How can we use rich hypertext representations before, during and after class? Can a student usefully access readings, lecture notes generated by the instructor, lecture notes taken by an individual student, lecture notes taken by all the students, and/or video of classroom lectures and interactions during a discussion? Can the student get the desired information efficiently? To what extent can the classroom interaction be extended beyond formal class hours by such a rich representation? What types of interaction can be facilitated if a rich representation of the course exists?
Current interactions often have a control token (a piece of chalk or pen) that indicates who can update a representation owned by the group, such as a blackboard. What happens when an electronic blackboard is distributed across large displays and on the screens of the personal interfaces, and each student can update the group representation at any time? How can group input be combined to form meaningful action? What group input should be sought? What will happen to traditional (Socratic) methods of teacher-student conversation when their conversations are always interruptable by (variably long) periods of delay? How can (should?) the teacher maintain meaningful direction over the discussion among her students, when anyone on the group might be free to take over the control token?
We will also need electronic course materials. Abowd already has all the materials for an introductory course on Human-Computer Interaction available on the Web as part of the teacher's packet for a book he coauthored on HCI for Prentice Hall. Through the multimedia courseware project, Guzdial, Stasko and Foley are producing other electronic repositories for various classes in the College of Computing. A recent project supervised by Abowd has resulted in a syllabus generation tool for Web-based course materials which is used to provide a more flexible interface to this repository of teaching materials. This summer, that tool will be rebuilt and significantly enhanced to handle other teaching materials, specifically indexed videotapes of lectures. It is our plan to test the HCI material out in the Winter of 1996 when Abowd next teaches a graduate introductory course on Human-Computer Interaction. We want to see how an active browser in the hands of every student will facilitate notetaking and communication among project groups. Since it will be a class on HCI, the experience will also teach the students a lot about the effect that an interface has on the work we perform. They can read about that in a book, but they will better understand it when they experience it first hand. This body of hypertext will be the beginning of an exploration of rich representations (question A) supporting asynchronous interaction. We will also examine how the availability of this rich representation helps or hinders the actual pedagogic style for such a lecture and project-based course.
We will instrument the classroom with multiple video cameras that can track and film a lecturer, capture what is written on a board, and also film student questions and comments. Building on Colin Pott's Mercury project, we will implement sufficient voice recognition to create a transcript of the lecture along with illustrations based on what was drawn or written on the board. This transcript would index into the video stream, so that selecting a point in the transcript could select the corresponding video sequence (and vice versa). We also intend to link the transcript with previous lectures and readings, to produce an "instant" multimedia textbook. These resources will be incorporated in our explorations of question A.

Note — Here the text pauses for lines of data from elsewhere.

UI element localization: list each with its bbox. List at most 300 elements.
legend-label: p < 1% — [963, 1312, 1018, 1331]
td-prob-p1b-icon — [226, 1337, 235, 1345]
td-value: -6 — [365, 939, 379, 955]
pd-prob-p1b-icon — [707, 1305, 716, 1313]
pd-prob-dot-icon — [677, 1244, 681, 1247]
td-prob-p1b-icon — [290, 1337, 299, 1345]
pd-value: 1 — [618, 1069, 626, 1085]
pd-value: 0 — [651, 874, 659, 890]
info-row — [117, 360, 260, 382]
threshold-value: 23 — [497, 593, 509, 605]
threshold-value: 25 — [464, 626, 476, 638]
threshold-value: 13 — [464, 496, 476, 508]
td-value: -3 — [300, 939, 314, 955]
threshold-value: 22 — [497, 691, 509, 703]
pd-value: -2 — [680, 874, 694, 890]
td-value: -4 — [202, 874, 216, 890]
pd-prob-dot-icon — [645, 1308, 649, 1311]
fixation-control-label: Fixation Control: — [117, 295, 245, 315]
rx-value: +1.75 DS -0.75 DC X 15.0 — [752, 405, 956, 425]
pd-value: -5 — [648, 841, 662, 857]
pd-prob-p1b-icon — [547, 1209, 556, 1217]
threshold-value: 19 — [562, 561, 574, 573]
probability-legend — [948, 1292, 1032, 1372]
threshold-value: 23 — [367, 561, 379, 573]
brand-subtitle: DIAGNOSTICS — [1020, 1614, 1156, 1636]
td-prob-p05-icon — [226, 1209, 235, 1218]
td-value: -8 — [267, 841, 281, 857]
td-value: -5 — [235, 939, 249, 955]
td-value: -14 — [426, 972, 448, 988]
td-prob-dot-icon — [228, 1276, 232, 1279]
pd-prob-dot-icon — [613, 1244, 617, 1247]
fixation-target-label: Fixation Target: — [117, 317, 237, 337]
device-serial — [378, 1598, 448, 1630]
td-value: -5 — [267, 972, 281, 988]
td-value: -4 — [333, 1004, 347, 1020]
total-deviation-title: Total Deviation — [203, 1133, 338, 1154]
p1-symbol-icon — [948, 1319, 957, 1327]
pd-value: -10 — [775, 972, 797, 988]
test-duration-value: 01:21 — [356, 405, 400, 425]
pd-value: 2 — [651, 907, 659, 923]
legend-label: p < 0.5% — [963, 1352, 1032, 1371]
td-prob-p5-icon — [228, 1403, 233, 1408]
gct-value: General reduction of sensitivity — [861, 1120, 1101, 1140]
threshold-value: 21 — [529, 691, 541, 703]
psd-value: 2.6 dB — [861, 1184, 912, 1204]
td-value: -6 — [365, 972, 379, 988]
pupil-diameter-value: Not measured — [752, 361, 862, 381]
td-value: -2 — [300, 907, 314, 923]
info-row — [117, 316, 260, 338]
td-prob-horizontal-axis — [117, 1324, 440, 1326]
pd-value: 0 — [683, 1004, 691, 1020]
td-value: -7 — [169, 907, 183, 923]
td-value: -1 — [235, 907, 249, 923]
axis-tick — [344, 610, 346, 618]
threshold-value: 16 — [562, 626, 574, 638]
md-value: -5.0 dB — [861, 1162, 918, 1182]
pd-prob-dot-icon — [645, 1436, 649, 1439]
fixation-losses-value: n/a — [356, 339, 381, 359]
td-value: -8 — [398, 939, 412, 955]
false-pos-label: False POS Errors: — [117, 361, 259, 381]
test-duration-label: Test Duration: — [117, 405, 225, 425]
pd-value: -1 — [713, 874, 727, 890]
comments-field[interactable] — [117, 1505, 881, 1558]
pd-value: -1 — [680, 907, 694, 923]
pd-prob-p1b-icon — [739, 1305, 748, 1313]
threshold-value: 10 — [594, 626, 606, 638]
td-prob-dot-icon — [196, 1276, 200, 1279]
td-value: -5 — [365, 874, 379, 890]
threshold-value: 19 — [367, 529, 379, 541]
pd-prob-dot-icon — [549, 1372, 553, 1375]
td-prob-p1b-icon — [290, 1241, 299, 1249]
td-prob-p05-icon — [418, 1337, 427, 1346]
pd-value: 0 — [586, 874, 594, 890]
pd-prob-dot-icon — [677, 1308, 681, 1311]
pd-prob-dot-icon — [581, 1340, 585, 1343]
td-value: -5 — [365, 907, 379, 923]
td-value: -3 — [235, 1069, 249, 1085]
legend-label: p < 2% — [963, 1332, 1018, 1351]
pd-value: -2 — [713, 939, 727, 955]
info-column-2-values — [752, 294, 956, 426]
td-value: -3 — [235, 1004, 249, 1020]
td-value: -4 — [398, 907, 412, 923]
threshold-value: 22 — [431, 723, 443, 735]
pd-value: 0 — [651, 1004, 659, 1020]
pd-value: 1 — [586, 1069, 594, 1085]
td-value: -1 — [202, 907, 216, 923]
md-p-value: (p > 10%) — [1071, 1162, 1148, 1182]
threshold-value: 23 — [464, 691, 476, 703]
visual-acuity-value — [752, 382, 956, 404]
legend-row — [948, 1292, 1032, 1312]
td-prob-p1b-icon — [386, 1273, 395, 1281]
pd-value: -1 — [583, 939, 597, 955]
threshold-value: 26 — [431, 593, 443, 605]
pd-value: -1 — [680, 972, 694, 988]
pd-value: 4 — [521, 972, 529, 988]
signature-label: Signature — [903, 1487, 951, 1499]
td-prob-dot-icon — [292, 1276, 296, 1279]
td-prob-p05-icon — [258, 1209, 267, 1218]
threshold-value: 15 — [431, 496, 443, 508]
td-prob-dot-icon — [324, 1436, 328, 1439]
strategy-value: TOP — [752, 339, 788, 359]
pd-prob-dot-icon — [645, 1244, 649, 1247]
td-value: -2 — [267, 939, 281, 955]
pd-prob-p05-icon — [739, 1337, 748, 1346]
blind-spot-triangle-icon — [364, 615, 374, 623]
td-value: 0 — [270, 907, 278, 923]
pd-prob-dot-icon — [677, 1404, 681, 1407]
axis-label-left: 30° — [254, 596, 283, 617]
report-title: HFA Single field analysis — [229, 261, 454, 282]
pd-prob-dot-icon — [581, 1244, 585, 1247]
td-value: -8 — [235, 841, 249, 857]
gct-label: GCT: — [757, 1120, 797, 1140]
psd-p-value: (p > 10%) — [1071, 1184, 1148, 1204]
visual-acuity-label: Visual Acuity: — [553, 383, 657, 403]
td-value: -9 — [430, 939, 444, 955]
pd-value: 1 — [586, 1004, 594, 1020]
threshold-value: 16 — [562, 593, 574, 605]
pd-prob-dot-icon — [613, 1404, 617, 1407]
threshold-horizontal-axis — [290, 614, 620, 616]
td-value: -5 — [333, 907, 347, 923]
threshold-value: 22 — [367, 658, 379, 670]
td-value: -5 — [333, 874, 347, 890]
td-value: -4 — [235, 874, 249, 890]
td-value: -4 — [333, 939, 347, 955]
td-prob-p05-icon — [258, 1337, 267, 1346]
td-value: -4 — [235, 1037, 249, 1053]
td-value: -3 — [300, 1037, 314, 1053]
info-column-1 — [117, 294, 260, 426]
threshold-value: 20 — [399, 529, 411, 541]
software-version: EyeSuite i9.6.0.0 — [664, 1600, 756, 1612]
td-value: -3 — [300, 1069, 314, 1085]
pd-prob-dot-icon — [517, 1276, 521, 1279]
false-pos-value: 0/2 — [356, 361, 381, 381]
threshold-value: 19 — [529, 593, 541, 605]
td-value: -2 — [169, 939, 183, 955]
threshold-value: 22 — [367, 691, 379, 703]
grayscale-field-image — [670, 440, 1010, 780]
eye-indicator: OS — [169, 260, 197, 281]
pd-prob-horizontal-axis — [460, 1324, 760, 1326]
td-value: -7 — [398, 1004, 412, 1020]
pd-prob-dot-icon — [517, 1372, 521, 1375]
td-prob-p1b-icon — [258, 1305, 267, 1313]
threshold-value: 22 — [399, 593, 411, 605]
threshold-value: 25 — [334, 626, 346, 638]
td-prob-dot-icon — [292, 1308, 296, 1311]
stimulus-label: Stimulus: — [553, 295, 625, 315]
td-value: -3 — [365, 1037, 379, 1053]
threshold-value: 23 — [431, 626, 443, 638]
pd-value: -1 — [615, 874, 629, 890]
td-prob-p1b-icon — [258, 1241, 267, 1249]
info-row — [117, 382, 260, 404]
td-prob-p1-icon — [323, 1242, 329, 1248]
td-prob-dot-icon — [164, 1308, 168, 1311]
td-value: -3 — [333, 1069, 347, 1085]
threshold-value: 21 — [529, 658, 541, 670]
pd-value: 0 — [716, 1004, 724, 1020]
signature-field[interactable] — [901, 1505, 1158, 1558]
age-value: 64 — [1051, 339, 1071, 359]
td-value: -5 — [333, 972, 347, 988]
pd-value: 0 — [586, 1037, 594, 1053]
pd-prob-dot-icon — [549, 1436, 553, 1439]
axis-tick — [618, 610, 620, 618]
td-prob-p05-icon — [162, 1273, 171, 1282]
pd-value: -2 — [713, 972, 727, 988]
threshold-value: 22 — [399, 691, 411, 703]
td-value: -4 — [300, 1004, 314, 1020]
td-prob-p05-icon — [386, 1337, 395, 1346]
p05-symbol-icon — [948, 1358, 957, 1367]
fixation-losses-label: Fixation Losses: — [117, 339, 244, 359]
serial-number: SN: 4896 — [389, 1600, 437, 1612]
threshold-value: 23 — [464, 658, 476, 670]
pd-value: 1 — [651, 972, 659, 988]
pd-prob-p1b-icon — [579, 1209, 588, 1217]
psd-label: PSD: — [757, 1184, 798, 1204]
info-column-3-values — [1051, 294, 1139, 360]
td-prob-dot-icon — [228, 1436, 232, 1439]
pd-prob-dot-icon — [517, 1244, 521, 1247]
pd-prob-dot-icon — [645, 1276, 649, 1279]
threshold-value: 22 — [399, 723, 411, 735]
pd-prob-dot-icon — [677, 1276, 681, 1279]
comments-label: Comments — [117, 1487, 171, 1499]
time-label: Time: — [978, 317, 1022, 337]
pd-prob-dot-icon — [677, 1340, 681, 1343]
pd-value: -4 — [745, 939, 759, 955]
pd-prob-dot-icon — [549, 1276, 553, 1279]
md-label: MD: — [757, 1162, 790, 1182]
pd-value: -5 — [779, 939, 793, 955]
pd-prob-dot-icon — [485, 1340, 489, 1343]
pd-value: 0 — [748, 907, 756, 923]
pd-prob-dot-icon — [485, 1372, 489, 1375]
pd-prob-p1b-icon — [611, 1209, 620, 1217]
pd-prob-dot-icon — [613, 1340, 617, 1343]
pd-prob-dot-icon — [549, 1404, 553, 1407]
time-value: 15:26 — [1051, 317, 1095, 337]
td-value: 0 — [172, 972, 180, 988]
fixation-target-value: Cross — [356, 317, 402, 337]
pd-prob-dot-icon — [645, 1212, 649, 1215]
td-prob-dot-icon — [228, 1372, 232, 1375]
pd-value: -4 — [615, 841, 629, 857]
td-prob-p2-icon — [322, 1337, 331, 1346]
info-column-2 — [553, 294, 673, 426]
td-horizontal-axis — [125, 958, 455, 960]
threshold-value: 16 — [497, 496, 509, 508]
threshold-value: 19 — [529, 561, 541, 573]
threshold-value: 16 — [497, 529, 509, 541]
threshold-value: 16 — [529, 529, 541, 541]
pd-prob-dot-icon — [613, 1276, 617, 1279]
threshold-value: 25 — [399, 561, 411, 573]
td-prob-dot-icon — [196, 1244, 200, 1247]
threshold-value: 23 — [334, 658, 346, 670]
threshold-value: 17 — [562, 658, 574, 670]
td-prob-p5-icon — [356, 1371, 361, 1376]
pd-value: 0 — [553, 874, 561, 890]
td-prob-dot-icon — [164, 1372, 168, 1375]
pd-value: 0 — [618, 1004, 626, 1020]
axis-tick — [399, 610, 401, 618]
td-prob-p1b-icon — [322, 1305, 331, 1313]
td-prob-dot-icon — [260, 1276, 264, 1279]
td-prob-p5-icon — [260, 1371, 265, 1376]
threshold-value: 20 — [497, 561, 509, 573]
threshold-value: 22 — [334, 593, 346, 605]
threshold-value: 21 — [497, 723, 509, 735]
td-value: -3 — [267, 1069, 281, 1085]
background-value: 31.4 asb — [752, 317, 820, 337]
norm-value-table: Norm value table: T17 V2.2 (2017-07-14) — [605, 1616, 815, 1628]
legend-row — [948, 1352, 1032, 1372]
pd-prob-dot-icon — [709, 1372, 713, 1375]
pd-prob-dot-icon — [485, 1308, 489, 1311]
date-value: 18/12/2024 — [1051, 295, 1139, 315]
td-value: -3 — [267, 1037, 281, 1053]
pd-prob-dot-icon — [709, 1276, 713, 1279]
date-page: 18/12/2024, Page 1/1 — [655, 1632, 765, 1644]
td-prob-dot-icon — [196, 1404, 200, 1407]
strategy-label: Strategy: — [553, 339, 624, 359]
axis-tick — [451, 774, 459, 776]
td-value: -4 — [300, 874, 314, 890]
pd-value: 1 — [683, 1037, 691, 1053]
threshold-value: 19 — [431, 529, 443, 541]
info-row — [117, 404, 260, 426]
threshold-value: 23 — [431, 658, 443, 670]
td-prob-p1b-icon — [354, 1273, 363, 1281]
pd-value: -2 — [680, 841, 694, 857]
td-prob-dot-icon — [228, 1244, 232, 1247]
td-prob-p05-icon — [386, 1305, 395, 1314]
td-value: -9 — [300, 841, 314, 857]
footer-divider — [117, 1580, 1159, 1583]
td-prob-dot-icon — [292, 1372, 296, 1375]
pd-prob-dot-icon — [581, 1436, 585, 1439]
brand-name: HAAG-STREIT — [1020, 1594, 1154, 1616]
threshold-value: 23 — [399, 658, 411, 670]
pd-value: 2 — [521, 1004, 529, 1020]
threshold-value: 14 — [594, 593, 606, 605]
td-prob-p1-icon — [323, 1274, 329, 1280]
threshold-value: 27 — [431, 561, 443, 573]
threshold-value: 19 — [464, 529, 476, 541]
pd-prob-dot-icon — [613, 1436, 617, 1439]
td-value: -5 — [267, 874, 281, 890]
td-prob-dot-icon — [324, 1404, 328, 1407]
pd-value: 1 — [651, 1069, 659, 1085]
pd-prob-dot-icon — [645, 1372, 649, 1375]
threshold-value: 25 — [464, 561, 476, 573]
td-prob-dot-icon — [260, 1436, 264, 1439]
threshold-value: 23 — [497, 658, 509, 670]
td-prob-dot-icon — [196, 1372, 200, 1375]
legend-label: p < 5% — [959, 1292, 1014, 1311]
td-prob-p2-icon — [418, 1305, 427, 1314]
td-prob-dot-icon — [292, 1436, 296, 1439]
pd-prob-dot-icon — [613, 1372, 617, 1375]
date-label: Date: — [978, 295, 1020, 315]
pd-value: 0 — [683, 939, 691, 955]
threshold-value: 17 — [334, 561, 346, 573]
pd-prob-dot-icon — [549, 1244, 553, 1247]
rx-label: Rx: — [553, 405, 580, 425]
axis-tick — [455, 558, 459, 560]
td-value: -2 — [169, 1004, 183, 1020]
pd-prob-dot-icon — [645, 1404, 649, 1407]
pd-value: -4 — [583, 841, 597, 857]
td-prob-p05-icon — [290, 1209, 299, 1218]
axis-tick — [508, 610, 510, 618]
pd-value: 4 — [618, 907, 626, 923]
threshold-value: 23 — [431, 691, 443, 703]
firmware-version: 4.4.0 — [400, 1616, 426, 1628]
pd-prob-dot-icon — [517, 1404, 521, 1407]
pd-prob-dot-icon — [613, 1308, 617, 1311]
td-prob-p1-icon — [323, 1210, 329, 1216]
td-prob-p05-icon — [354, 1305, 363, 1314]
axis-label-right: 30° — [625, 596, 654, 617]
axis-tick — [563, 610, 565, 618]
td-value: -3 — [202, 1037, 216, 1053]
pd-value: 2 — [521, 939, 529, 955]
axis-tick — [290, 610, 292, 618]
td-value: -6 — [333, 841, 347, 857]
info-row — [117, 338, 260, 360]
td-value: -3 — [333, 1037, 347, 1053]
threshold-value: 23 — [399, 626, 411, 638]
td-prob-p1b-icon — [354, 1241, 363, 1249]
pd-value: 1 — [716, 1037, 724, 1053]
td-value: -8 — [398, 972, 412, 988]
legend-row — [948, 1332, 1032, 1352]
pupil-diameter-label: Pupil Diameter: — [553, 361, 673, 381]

As part of the instrumented classroom students will use their personal interfaces to take notes that are synchronized to the multimedia record described in the above paragraph. These notes could also be linked in a content based way to previous lectures, other courses the student has taken, and readings. To what extent should these individual representations be shared, or merged in a common group representation? How should the group representations be incorporated in the individual representation? These issues are relevant to question A.
Abowd has recently started a long-term interaction with the Satellite Communications Division of Motorola investigating software architectures for global information systems that will integrate wireless paging and communications technology with Internet-like information infrastructures.
Atkeson and Abowd are organizing a workshop sponsored by the NSF to explore the overlap between robotics, sensing, and ubiquitous/embedded/mobile computing.
Abowd and Atkeson have organized a discussion group on campus to focus on the development of future computing environments, with particular interest in education, intelligent mobile devices and extensions of Web technology. This group has already resulted in stronger connections to the FutureNet project and advanced interdisciplinary design activities with the College of Architecture and the Manufacturing Research Center. A recent grant from the College of Computing has funded a project this summer involving intelligent mobile devices, and the result of that work will enable us to provide the correct kind of device to students in Abowd's HCI class this winter.
Harpold is developing undergraduate and graduate courses in digital fiction that could draw on this digital classroom environment to explore fictional texts by collaborative reading and writing (asynchronously and synchronously.) Students will weave their critical contributions into a corpus (centered on canonical digital fictions and interactive games) that evolves to reflect the shifting intentions of the course over multiple successive quarters.
We plan to apply to ARPA, ONR, and other military funding agencies interested in more effective military training.
Harpold is working with a group of colleagues in LCC specializing in performance theory, drama and film, to develop curricula and research projects that focus on the opportunities that asynchronous, distributed environments present for the study of aesthetic performance in multiple media.
We intend to pursue equipment donations from IBM (notebook computers), Motorola (PDAs and communication equipment), Apple (PDAs), hewlett-Packard (digital tablets) and other relevant companies.
We would like to fund a Graduate Research Assistant 1/2 time for the period July 1, 1995 to June 30, 1996. In the College of Computing, this would cost $16,000 for salary and $1670 for computing charges, a total of $17,670 for direct costs.